Chapter 54
Pericardial Tamponade
Function of the Pericardium
The function of the pericardium remains a puzzle, and the congenital absence of the pericardium has no adverse effect on survival or exertional capacity. A number of roles have been suggested, including prevention of excessive dilatation of the heart, prevention of adhesions to surrounding chest structures, and maintenance of the heart in a stable geometric position within the chest. Although the pericardium does prevent distention of the heart under artificial fluid loading conditions in animals, the relevance of this to humans is questionable. An additional proposed role may be to maintain a stable diastolic coupling between the left and right ventricles over a range of hemodynamic states.
Causes of Pericardial Effusion
Fluid accumulation within the pericardial space is a prerequisite for the development of cardiac tamponade with rare exception, such as massive pleural effusions, tension pneumothorax, or pneumopericardium. Because the native pericardium is generally stiff and noncompliant, in the acute setting as little as 100 to 200 mL of fluid can cause tamponade. In the chronic setting, pericardial effusions may contain up to 2 L of fluid without tamponade, owing to slow distention of the fibrous sac. Fluid may accumulate within the pericardium as a result of infection or inflammation of the pericardium (serositis, pericarditis) or from neoplastic disorders. Iatrogenic causes include hemopericardium caused by central venous catheter perforation, a puncture of the right atrium or ventricle by a pacemaker wire, or a prior endomyocardial biopsy. Purulent pericarditis results from bacterial infection of the pericardium and is characterized by a syndrome of fever, chest pain, and a pattern often suggestive of pericarditis on the electrocardiogram. Blood or thrombus in the pericardium after trauma or thoracic surgery may also result in tamponade (Table 54.1).
Diagnosis
Tamponade should be suspected in any patient with unexplained hypotension. A change in mental status or the onset of oliguria may be early signs of systemic hypoperfusion. An enlarged cardiac silhouette on chest radiograph or changes consistent with pericarditis on the electrocardiogram (ECG) may be early clues, which, although nonspecific, should prompt the clinician to exclude tamponade as a contributing etiology.
Physical Examination
Early signs of increased intra-pericardial pressure include tachycardia without hypotension and a slightly increased respiratory rate (Table 54.2). Paradoxical pulse (pulsus paradoxus) develops later and refers to a decline in systolic blood pressure of more than 15 mm Hg on inspiration. In the setting of tamponade the heart has a “fixed volume,” such that inspiratory-driven increases in venous return to the right ventricle reduce left ventricular outflow via compression of the left ventricle between the septum and pericardial fluid. Though highly sensitive for cardiac tamponade, pulsus paradoxus is not a specific finding and occurs with other common intensive care unit (ICU) conditions such as advanced obstructive airway disease or positive pressure ventilation.

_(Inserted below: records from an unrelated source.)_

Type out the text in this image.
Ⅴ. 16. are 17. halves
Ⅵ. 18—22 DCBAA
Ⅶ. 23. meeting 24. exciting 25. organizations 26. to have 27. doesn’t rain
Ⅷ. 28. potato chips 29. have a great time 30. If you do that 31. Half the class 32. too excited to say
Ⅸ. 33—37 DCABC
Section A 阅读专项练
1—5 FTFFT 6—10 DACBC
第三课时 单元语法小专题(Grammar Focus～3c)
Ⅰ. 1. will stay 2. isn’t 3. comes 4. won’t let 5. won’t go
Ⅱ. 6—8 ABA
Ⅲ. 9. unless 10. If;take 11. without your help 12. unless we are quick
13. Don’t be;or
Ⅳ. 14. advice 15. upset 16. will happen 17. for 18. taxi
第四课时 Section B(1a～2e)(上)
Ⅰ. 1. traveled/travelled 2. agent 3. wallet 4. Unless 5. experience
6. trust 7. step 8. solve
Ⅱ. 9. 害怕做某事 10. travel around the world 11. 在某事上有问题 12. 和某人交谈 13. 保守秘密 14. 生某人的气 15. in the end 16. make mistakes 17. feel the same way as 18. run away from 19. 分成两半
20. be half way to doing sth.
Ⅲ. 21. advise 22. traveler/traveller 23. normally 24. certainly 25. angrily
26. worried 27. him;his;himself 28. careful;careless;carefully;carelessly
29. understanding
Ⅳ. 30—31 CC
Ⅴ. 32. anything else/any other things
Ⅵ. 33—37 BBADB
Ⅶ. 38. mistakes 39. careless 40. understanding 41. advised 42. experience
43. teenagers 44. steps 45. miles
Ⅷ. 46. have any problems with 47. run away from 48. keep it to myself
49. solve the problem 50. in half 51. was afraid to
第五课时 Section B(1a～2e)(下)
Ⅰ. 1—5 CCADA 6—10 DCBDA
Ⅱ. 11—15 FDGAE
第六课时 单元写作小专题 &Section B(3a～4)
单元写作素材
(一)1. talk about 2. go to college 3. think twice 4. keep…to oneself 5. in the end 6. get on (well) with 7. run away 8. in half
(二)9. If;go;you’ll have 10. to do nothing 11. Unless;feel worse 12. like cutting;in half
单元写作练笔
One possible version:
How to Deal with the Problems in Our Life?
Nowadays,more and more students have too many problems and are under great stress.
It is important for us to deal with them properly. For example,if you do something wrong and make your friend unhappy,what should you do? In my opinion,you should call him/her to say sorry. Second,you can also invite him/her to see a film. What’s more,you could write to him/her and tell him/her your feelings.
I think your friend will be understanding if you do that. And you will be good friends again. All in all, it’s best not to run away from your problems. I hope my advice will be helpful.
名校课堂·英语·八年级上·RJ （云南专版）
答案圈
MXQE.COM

Jugular venous distention is a nearly constant finding with cardiac tamponade, but it is also evident in other conditions frequently encountered in the ICU. Although subtle, identifying the contour of the jugular venous pulse should be attempted, as the attenuation (or absence) of the y descent is an early sign of impaired diastolic filling (Figure 54.1). The heart sounds may be muffled but are usually audible, and a pericardial friction rub may be heard or palpated.